United States Catholic Catechism for Adults

Chapter 30. Sixth Commandment: Marital Fidelity • 413

Shame may enter the relationship. St. John Paul II notes there is an instinctive shame that can ward off utilitarian sex. Shame leads the woman to protect herself from the aggressive, lustful sexuality of the man. In the opposite case, shame causes the man to resist a sexual advance from the woman that is merely lustful. God calls for spousal love as the remedy for moving beyond the sex appeal of the body alone to its nuptial meaning, revealing the person as made in his image. The Redemption of the Body St. John Paul II retrieves the nuptial meaning of the body by taking us back to life before the Fall, to a time of original innocence and original nakedness. The first man and woman did not experience any shame in their nakedness because the attraction of male and female served love alone. This was more than virtuous self-control. The man and woman dwelt so intimately in their bodies that each body expressed to the other the beauty of the human person and the image of God. Bodily sexuality was integrated into the energy of spousal love.
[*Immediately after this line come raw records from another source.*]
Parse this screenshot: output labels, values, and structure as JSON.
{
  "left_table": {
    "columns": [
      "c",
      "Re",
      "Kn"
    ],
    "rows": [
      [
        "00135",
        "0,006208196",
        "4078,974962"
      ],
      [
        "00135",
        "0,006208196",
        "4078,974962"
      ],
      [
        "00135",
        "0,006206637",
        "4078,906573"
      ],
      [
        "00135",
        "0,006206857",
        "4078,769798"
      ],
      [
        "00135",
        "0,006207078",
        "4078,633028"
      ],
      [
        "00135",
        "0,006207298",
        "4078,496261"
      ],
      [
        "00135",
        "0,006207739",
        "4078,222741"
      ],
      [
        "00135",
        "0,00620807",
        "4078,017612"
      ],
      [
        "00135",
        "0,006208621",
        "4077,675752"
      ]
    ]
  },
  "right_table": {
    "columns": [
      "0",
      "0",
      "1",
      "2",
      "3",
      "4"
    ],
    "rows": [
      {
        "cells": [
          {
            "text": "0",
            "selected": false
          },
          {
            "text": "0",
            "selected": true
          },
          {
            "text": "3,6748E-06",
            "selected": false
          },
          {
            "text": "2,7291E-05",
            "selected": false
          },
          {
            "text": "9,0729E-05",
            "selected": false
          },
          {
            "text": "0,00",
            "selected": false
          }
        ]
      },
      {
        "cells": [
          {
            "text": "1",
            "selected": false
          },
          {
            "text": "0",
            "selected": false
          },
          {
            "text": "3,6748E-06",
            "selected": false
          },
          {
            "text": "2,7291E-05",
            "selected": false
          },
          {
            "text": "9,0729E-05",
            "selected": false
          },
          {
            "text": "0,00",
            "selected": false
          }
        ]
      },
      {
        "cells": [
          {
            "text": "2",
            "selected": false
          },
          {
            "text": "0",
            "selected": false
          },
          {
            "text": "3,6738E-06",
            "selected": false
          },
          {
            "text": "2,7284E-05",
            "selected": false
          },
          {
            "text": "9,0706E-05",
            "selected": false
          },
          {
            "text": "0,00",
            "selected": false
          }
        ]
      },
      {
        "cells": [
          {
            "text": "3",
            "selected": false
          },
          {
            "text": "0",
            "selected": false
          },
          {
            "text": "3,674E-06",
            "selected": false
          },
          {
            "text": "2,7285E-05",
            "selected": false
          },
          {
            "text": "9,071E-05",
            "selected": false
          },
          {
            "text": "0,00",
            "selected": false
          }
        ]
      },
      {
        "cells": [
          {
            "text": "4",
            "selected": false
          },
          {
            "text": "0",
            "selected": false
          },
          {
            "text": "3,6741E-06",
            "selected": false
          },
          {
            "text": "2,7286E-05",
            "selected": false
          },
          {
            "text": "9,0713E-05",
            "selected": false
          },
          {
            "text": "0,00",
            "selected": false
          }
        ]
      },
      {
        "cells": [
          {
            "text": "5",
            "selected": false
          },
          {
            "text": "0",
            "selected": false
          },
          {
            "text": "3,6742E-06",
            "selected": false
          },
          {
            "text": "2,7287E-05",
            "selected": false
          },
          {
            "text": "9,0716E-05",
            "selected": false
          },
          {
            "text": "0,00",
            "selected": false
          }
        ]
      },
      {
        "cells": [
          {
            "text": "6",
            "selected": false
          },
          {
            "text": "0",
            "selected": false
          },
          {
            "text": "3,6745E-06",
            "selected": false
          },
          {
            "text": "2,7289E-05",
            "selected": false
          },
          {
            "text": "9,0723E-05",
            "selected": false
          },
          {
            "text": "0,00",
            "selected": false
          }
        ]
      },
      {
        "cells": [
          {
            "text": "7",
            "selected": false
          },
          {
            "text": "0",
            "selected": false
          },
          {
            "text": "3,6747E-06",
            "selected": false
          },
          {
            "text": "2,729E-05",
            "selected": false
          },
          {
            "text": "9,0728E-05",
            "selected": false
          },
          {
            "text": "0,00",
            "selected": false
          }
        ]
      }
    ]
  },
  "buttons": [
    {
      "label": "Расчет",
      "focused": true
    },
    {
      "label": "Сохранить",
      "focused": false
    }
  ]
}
Original Sin caused a rupture in the unity of body and soul. The body now could obscure as well as reveal the person. Christ’s saving act included the redemption of the body by which he restored the lost unity of soul and body. This is a process of restoration , partly completed here and fully restored in the next life. While there will not be marriage in the future life, masculinity and femininity will endure. St. John Paul II relates this to consecrated celibacy and virginity in which the nuptial meaning of the body is not denied. The body’s nuptial meaning serves love in ways other than marriage. We seldom do justice to the ways in which our bodies share in and reveal our interior personal lives. We have drawn attention here to St. John Paul II’s meditation on the nuptial meaning of the body because we believe it is a vision of sex, marriage, and the person best suited to rebuilding a wholesome, faith-filled, and loving approach to these most precious gifts. 15

15 See St. John Paul II, Love and Responsibility (New York: Farrar, Straus, Giroux, 1981); and his Original Unity of Man and Woman: Catechesis on the Book of Genesis (Boston: St. Paul Editions, 1981).